Tate, 41, is proud that, to this point, Keleaf has avoided the pitfalls of the neighborhood. But all this death has taken a toll on her. It’s rare that she makes the short walk over to Cesar Chavez. While her son develops into one of the city’s basketball stars, she’s rarely in the crowd to watch it live.

“Some days, I just sit in my room and talk to God,” Latissa Tate said. “I do get depressed.”

Keleaf has four younger siblings, and his mother also must help raise some of her 16 grandchildren with two sons incarcerated. Latissa works in the spring and summer at Nationals Park, and Keleaf’s 21-year-old brother, DeMarco, is a janitor at Burrville Elementary School. He has been a role model for the family because of his high school diploma, but the reality is they “only make ends meet,” DeMarco said.

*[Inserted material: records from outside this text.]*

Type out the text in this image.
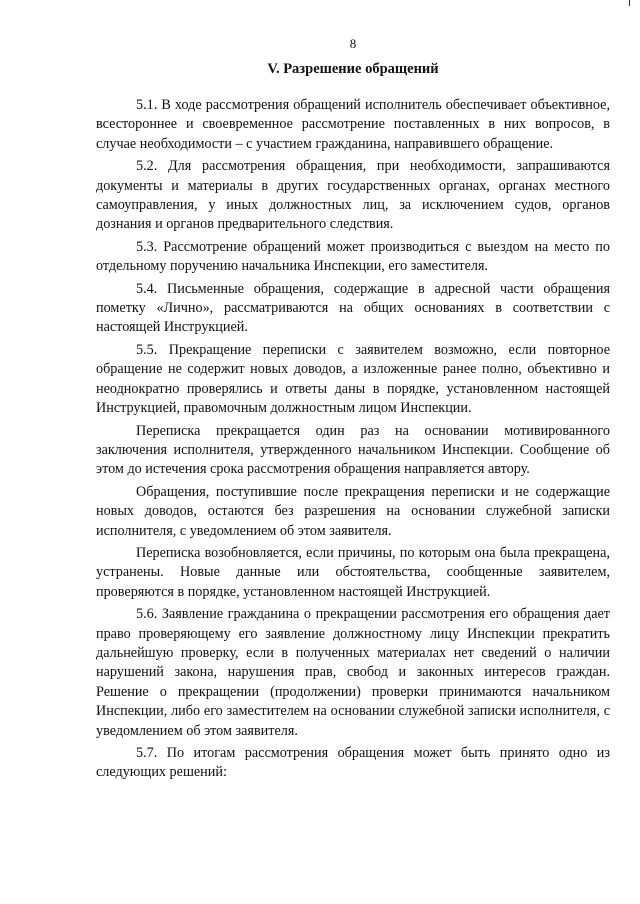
8
V. Разрешение обращений

5.1. В ходе рассмотрения обращений исполнитель обеспечивает объективное, всестороннее и своевременное рассмотрение поставленных в них вопросов, в случае необходимости – с участием гражданина, направившего обращение.

5.2. Для рассмотрения обращения, при необходимости, запрашиваются документы и материалы в других государственных органах, органах местного самоуправления, у иных должностных лиц, за исключением судов, органов дознания и органов предварительного следствия.

5.3. Рассмотрение обращений может производиться с выездом на место по отдельному поручению начальника Инспекции, его заместителя.

5.4. Письменные обращения, содержащие в адресной части обращения пометку «Лично», рассматриваются на общих основаниях в соответствии с настоящей Инструкцией.

5.5. Прекращение переписки с заявителем возможно, если повторное обращение не содержит новых доводов, а изложенные ранее полно, объективно и неоднократно проверялись и ответы даны в порядке, установленном настоящей Инструкцией, правомочным должностным лицом Инспекции.

Переписка прекращается один раз на основании мотивированного заключения исполнителя, утвержденного начальником Инспекции. Сообщение об этом до истечения срока рассмотрения обращения направляется автору.

Обращения, поступившие после прекращения переписки и не содержащие новых доводов, остаются без разрешения на основании служебной записки исполнителя, с уведомлением об этом заявителя.

Переписка возобновляется, если причины, по которым она была прекращена, устранены. Новые данные или обстоятельства, сообщенные заявителем, проверяются в порядке, установленном настоящей Инструкцией.

5.6. Заявление гражданина о прекращении рассмотрения его обращения дает право проверяющему его заявление должностному лицу Инспекции прекратить дальнейшую проверку, если в полученных материалах нет сведений о наличии нарушений закона, нарушения прав, свобод и законных интересов граждан. Решение о прекращении (продолжении) проверки принимаются начальником Инспекции, либо его заместителем на основании служебной записки исполнителя, с уведомлением об этом заявителя.

5.7. По итогам рассмотрения обращения может быть принято одно из следующих решений:
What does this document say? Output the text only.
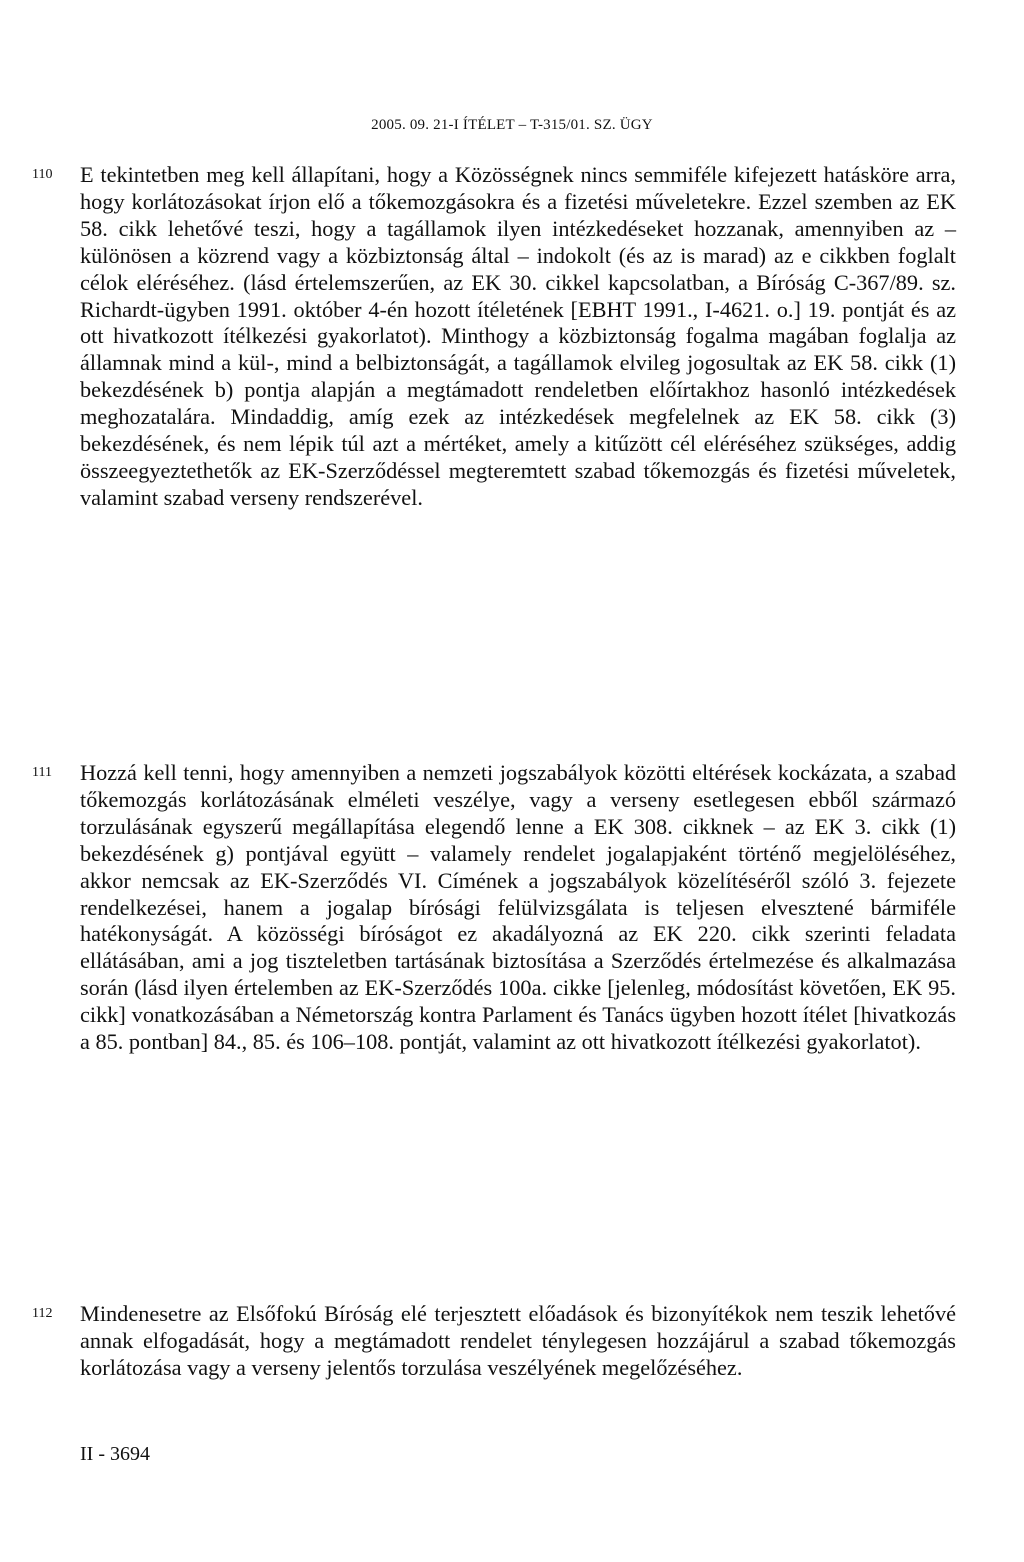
2005. 09. 21-I ÍTÉLET – T-315/01. SZ. ÜGY
110 E tekintetben meg kell állapítani, hogy a Közösségnek nincs semmiféle kifejezett hatásköre arra, hogy korlátozásokat írjon elő a tőkemozgásokra és a fizetési műveletekre. Ezzel szemben az EK 58. cikk lehetővé teszi, hogy a tagállamok ilyen intézkedéseket hozzanak, amennyiben az – különösen a közrend vagy a közbiztonság által – indokolt (és az is marad) az e cikkben foglalt célok eléréséhez. (lásd értelemszerűen, az EK 30. cikkel kapcsolatban, a Bíróság C-367/89. sz. Richardt-ügyben 1991. október 4-én hozott ítéletének [EBHT 1991., I-4621. o.] 19. pontját és az ott hivatkozott ítélkezési gyakorlatot). Minthogy a közbiztonság fogalma magában foglalja az államnak mind a kül-, mind a belbiztonságát, a tagállamok elvileg jogosultak az EK 58. cikk (1) bekezdésének b) pontja alapján a megtámadott rendeletben előírtakhoz hasonló intézkedések meghozatalára. Mindaddig, amíg ezek az intézkedések megfelelnek az EK 58. cikk (3) bekezdésének, és nem lépik túl azt a mértéket, amely a kitűzött cél eléréséhez szükséges, addig összeegyeztethetők az EK-Szerződéssel megteremtett szabad tőkemozgás és fizetési műveletek, valamint szabad verseny rendszerével.
111 Hozzá kell tenni, hogy amennyiben a nemzeti jogszabályok közötti eltérések kockázata, a szabad tőkemozgás korlátozásának elméleti veszélye, vagy a verseny esetlegesen ebből származó torzulásának egyszerű megállapítása elegendő lenne a EK 308. cikknek – az EK 3. cikk (1) bekezdésének g) pontjával együtt – valamely rendelet jogalapjaként történő megjelöléséhez, akkor nemcsak az EK-Szerződés VI. Címének a jogszabályok közelítéséről szóló 3. fejezete rendelkezései, hanem a jogalap bírósági felülvizsgálata is teljesen elvesztené bármiféle hatékonyságát. A közösségi bíróságot ez akadályozná az EK 220. cikk szerinti feladata ellátásában, ami a jog tiszteletben tartásának biztosítása a Szerződés értelmezése és alkalmazása során (lásd ilyen értelemben az EK-Szerződés 100a. cikke [jelenleg, módosítást követően, EK 95. cikk] vonatkozásában a Németország kontra Parlament és Tanács ügyben hozott ítélet [hivatkozás a 85. pontban] 84., 85. és 106–108. pontját, valamint az ott hivatkozott ítélkezési gyakorlatot).
112 Mindenesetre az Elsőfokú Bíróság elé terjesztett előadások és bizonyítékok nem teszik lehetővé annak elfogadását, hogy a megtámadott rendelet ténylegesen hozzájárul a szabad tőkemozgás korlátozása vagy a verseny jelentős torzulása veszélyének megelőzéséhez.
II - 3694
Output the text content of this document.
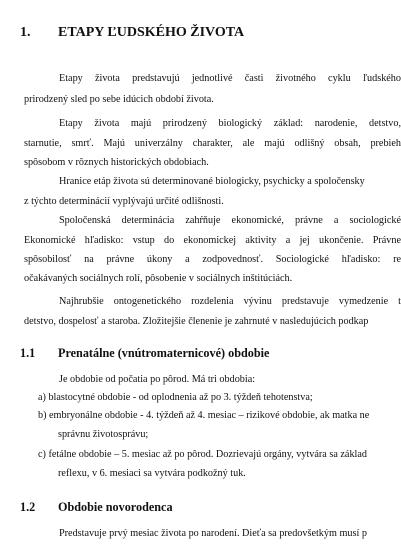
1. ETAPY ĽUDSKÉHO ŽIVOTA
Etapy života predstavujú jednotlivé časti životného cyklu ľudského
prirodzený sled po sebe idúcich období života.
Etapy života majú prirodzený biologický základ: narodenie, detstvo,
starnutie, smrť. Majú univerzálny charakter, ale majú odlišný obsah, prebieh
spôsobom v rôznych historických obdobiach.
Hranice etáp života sú determinované biologicky, psychicky a spoločensky
z týchto determinácií vyplývajú určité odlišnosti.
Spoločenská determinácia zahŕňuje ekonomické, právne a sociologické
Ekonomické hľadisko: vstup do ekonomickej aktivity a jej ukončenie. Právne
spôsobilosť na právne úkony a zodpovednosť. Sociologické hľadisko: re
očakávaných sociálnych rolí, pôsobenie v sociálnych inštitúciách.
Najhrubšie ontogenetického rozdelenia vývinu predstavuje vymedzenie t
detstvo, dospelosť a staroba. Zložitejšie členenie je zahrnuté v nasledujúcich podkap
1.1 Prenatálne (vnútromaternicové) obdobie
Je obdobie od počatia po pôrod. Má tri obdobia:
a) blastocytné obdobie - od oplodnenia až po 3. týždeň tehotenstva;
b) embryonálne obdobie - 4. týždeň až 4. mesiac – rizikové obdobie, ak matka ne
správnu životosprávu;
c) fetálne obdobie – 5. mesiac až po pôrod. Dozrievajú orgány, vytvára sa základ
reflexu, v 6. mesiaci sa vytvára podkožný tuk.
1.2 Obdobie novorodenca
Predstavuje prvý mesiac života po narodení. Dieťa sa predovšetkým musí p
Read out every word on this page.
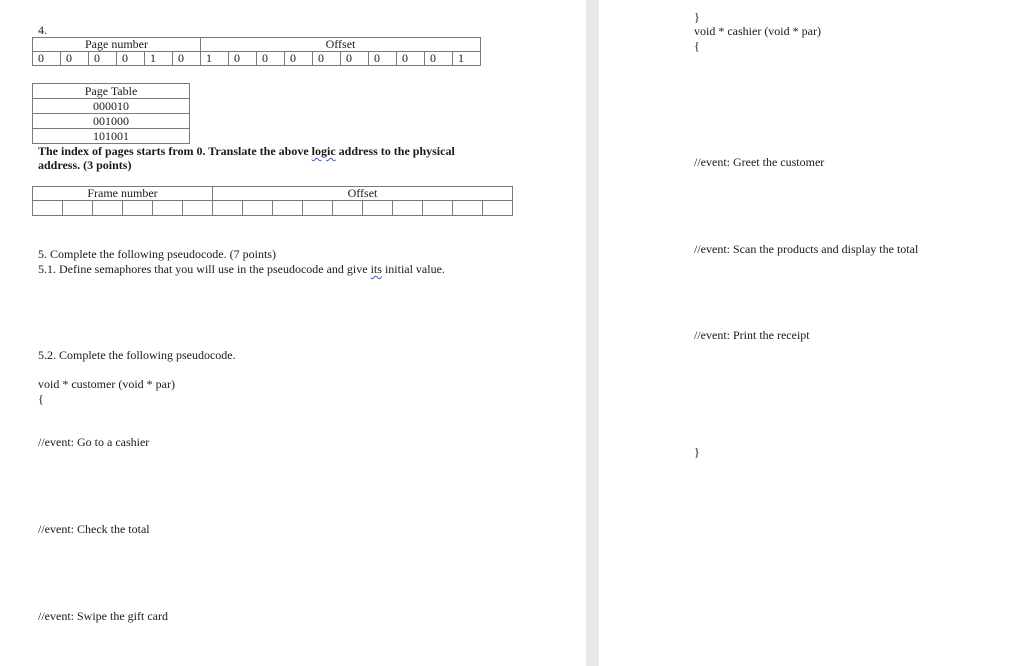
4.
Page number						Offset									
0	0	0	0	1	0	1	0	0	0	0	0	0	0	0	1
Page Table
000010
001000
101001
The index of pages starts from 0. Translate the above logic address to the physical
address. (3 points)
Frame number						Offset									

5. Complete the following pseudocode. (7 points)
5.1. Define semaphores that you will use in the pseudocode and give its initial value.
5.2. Complete the following pseudocode.
void * customer (void * par)
{
//event: Go to a cashier
//event: Check the total
//event: Swipe the gift card
}
void * cashier (void * par)
{
//event: Greet the customer
//event: Scan the products and display the total
//event: Print the receipt
}
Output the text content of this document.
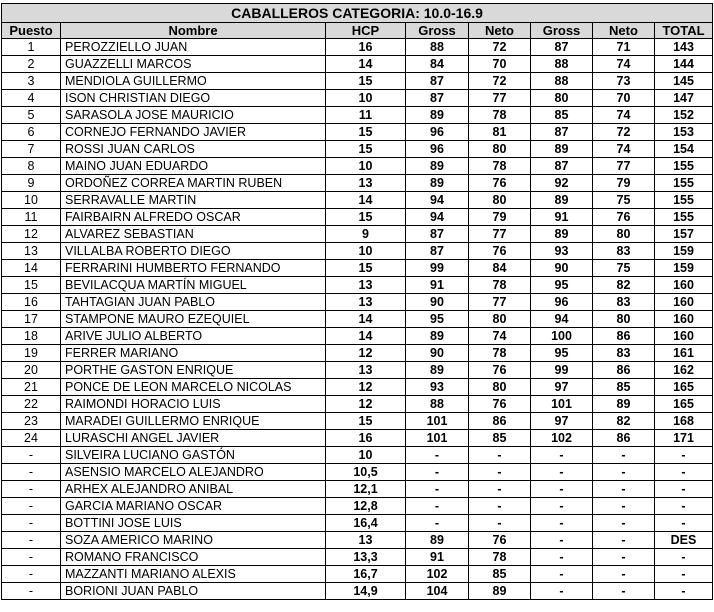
CABALLEROS CATEGORIA: 10.0-16.9							
Puesto	Nombre	HCP	Gross	Neto	Gross	Neto	TOTAL
1	PEROZZIELLO JUAN	16	88	72	87	71	143
2	GUAZZELLI MARCOS	14	84	70	88	74	144
3	MENDIOLA GUILLERMO	15	87	72	88	73	145
4	ISON CHRISTIAN DIEGO	10	87	77	80	70	147
5	SARASOLA JOSE MAURICIO	11	89	78	85	74	152
6	CORNEJO FERNANDO JAVIER	15	96	81	87	72	153
7	ROSSI JUAN CARLOS	15	96	80	89	74	154
8	MAINO JUAN EDUARDO	10	89	78	87	77	155
9	ORDOÑEZ CORREA MARTIN RUBEN	13	89	76	92	79	155
10	SERRAVALLE MARTIN	14	94	80	89	75	155
11	FAIRBAIRN ALFREDO OSCAR	15	94	79	91	76	155
12	ALVAREZ SEBASTIAN	9	87	77	89	80	157
13	VILLALBA ROBERTO DIEGO	10	87	76	93	83	159
14	FERRARINI HUMBERTO FERNANDO	15	99	84	90	75	159
15	BEVILACQUA MARTÍN MIGUEL	13	91	78	95	82	160
16	TAHTAGIAN JUAN PABLO	13	90	77	96	83	160
17	STAMPONE MAURO EZEQUIEL	14	95	80	94	80	160
18	ARIVE JULIO ALBERTO	14	89	74	100	86	160
19	FERRER MARIANO	12	90	78	95	83	161
20	PORTHE GASTON ENRIQUE	13	89	76	99	86	162
21	PONCE DE LEON MARCELO NICOLAS	12	93	80	97	85	165
22	RAIMONDI HORACIO LUIS	12	88	76	101	89	165
23	MARADEI GUILLERMO ENRIQUE	15	101	86	97	82	168
24	LURASCHI ANGEL JAVIER	16	101	85	102	86	171
-	SILVEIRA LUCIANO GASTÓN	10	-	-	-	-	-
-	ASENSIO MARCELO ALEJANDRO	10,5	-	-	-	-	-
-	ARHEX ALEJANDRO ANIBAL	12,1	-	-	-	-	-
-	GARCIA MARIANO OSCAR	12,8	-	-	-	-	-
-	BOTTINI JOSE LUIS	16,4	-	-	-	-	-
-	SOZA AMERICO MARINO	13	89	76	-	-	DES
-	ROMANO FRANCISCO	13,3	91	78	-	-	-
-	MAZZANTI MARIANO ALEXIS	16,7	102	85	-	-	-
-	BORIONI JUAN PABLO	14,9	104	89	-	-	-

Which is why so much is being placed on Keleaf’s basketball dreams.

He has become an honor roll student at Cesar Chavez and is beginning to take over games. Battle is convinced a Division I school already would have offered a scholarship if he played at a more visible private school. But Battle has no visions of grandeur. The goal, he said, is for Tate to get a free college education and perhaps set the stage for his younger siblings to do the same.

At times, Tate’s expectations seem grounded, too. He’s aware that “schoolwork will take me and basketball is just going to make me keep going,” he said.

But in a room full of family, Tate is still the same quiet boy who never had much to say, even as others map out the future for him. He doesn’t want to let them down.

“They’re watching me,” Tate said, pointing at the younger children sitting beside him. “I’m going to lead everybody else to the right path. That’s what I’m trying to do: Lead everybody to the right path.”